Date limité d’exécution : 28 avril 2019

Budget : 29 000 000 euros

 

Objectif global

Contribuer à la réforme de la justice en améliorant la gouvernance de l’appareil judicaire.

 Objectifs spécifiques

Rendre la justice plus accessible aux citoyens (avec une attention particulière aux femmes), améliorer son fonctionnement et développer une évaluation conjointe Etat/société civile du fonctionnement de la justice.

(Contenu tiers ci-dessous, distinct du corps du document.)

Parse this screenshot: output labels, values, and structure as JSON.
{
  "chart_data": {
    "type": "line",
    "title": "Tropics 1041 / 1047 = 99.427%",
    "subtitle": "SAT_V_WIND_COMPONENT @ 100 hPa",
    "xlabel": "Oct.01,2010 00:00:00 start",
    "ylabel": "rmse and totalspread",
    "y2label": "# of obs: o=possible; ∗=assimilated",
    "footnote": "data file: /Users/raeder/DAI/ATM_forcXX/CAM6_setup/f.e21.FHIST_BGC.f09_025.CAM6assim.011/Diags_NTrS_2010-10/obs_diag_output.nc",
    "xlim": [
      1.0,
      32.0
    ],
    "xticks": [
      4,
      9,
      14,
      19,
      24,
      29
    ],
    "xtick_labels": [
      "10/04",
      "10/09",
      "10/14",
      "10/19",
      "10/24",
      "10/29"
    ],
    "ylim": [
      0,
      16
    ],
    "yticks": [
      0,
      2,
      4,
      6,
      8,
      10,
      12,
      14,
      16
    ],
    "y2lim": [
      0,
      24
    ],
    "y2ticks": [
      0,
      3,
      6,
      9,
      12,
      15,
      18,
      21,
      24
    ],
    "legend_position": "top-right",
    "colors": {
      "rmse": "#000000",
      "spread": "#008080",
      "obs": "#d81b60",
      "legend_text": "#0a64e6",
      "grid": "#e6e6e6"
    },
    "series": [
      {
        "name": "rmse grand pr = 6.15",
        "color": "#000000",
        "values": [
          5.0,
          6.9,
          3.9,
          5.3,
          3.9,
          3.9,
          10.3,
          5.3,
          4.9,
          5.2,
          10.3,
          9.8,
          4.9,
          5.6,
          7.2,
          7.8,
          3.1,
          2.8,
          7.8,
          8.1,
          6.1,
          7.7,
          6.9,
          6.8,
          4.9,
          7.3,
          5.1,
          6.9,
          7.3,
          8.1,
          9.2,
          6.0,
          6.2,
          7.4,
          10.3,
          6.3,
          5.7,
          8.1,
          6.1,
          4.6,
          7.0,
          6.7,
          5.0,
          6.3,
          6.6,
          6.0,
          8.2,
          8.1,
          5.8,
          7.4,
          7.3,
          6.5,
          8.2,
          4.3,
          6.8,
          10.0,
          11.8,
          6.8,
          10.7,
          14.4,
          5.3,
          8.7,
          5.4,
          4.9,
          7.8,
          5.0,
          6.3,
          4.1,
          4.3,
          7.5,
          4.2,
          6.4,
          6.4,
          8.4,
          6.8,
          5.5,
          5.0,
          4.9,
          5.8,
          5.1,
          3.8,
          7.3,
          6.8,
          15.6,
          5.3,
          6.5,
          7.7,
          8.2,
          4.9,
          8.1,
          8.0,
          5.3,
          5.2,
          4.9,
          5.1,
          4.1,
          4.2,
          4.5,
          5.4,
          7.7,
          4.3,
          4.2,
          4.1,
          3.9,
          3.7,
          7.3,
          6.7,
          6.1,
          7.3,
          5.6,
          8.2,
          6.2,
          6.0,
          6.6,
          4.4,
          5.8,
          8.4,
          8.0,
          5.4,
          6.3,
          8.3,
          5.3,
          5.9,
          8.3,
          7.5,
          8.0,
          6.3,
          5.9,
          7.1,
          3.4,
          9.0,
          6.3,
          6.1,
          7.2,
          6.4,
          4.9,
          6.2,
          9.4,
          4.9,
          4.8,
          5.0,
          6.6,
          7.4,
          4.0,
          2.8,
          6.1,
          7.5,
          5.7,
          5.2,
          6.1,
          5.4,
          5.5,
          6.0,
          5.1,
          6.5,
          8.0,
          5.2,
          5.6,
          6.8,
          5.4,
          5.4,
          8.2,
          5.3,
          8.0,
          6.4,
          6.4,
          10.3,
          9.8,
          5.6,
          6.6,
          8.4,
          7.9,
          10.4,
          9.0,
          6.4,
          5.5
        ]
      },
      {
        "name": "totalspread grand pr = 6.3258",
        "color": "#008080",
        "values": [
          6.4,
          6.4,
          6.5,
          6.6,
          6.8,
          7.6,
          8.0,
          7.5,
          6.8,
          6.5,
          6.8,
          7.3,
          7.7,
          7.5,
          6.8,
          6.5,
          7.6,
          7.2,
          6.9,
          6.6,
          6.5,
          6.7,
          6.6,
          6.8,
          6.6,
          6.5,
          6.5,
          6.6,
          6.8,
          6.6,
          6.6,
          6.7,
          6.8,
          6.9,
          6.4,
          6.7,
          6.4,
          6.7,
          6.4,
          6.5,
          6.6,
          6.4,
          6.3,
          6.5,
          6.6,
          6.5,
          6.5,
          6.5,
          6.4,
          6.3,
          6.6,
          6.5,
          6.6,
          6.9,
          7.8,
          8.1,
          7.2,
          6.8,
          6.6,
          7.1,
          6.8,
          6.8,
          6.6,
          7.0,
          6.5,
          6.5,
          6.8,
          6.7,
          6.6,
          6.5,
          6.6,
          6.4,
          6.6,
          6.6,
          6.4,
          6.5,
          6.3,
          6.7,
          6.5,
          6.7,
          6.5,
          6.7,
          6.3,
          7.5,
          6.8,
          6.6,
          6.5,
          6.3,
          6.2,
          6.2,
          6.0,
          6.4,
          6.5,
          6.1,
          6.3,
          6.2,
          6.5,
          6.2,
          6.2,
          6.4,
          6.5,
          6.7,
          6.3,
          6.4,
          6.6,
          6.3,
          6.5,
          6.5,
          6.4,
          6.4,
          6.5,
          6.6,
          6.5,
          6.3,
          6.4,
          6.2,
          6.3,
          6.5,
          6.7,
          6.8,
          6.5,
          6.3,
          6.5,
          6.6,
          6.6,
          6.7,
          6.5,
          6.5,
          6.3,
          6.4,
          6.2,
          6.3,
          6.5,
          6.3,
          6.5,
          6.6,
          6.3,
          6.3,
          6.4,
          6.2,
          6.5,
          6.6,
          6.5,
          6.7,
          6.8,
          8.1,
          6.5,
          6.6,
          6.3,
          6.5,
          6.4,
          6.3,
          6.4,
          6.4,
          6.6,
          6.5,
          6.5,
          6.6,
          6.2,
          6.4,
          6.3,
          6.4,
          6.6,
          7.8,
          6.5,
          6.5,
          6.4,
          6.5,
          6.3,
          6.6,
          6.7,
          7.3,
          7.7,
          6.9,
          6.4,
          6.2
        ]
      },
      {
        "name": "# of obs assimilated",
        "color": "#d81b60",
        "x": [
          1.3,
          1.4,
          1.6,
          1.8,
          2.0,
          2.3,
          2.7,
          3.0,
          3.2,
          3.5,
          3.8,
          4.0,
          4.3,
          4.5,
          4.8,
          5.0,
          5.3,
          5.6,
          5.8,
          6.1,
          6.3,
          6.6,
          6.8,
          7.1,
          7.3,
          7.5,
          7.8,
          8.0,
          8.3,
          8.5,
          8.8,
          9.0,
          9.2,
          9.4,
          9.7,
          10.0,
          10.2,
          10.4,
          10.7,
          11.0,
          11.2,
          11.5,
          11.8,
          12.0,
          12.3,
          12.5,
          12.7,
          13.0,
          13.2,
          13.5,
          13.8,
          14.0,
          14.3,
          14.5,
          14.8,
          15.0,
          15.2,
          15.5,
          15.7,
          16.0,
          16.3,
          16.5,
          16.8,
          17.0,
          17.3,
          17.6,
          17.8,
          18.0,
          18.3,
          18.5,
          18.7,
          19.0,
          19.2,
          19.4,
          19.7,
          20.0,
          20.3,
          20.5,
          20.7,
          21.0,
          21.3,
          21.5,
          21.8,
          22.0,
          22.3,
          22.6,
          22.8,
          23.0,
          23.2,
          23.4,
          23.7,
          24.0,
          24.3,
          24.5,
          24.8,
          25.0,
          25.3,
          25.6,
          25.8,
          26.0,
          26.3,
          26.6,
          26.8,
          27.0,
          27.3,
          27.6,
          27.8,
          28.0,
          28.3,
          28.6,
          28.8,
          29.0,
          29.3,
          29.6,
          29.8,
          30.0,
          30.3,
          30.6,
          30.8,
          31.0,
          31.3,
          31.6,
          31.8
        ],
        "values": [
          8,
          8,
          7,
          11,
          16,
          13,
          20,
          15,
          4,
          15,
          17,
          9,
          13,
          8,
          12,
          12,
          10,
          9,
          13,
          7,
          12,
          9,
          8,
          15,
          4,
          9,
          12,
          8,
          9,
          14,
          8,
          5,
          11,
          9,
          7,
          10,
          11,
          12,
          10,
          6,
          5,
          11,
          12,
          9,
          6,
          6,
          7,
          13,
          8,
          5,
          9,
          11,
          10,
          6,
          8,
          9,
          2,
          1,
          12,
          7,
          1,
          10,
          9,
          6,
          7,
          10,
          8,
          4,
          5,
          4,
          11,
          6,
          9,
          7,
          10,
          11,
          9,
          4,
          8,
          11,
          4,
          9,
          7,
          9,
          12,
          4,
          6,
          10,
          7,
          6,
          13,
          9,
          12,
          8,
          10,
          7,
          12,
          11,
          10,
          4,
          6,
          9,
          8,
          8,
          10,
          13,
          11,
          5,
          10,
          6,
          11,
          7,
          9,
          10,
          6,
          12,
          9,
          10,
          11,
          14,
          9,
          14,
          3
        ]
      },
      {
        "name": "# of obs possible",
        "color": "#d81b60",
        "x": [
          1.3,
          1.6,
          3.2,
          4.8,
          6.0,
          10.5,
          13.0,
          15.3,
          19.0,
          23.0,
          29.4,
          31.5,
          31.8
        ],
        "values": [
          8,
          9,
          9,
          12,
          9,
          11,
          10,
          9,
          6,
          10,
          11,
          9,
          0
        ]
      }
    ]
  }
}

Trois questions transversales sont directement prises en compte par ce projet : égalité des genres et droit des femmes (intégrés à toutes les activités), droits humains (à travers le monitoring des ONG et l’enseignement universitaire) et bonne gouvernance (dans l’ensemble du programme mais plus spécialement par la promotion du dialogue entre les autorités judiciaires et la société civile dans l’activité d’évaluation).

 Résultats attendus

La stratégie consiste à redynamiser l’appareil judiciaire en combinant l’harmonisation des nouvelles normes (ancrage au droit international, droits de l’Homme, égalité des genres) avec la Constitution et les lois en vigueur, l’amélioration de la gestion financière et comptable, la formation, l’évaluation interne et externe et l’élargissement de l’accès à la justice. Le projet intervient donc sur les leviers-clés du changement qui sont à la fois à l’intérieur (l’administration de la justice dans ses dimensions ressources humaines et gestion financière) et à l’extérieur (la demande citoyenne de justice) du système judiciaire congolais.

Les parties prenantes 

Le ministère de la Justice, le Conseil supérieur de la magistrature, le ministère du Budget et le ministère des Finances, le Comité Mixte de Justice,  les Barreaux (le barreau national et les barreaux locaux), les ONG (nationales et internationales) impliquées dans le secteur de la justice, l’Inspectorat, l’Ecole de formation du personnel judiciaire, la Commission parlementaire, la Commission ECOFIN de l’Assemblée nationale et du Sénat, les syndicats des magistrats, les juridictions, la COFED, la DUE et le cabinet d’étude GOPA.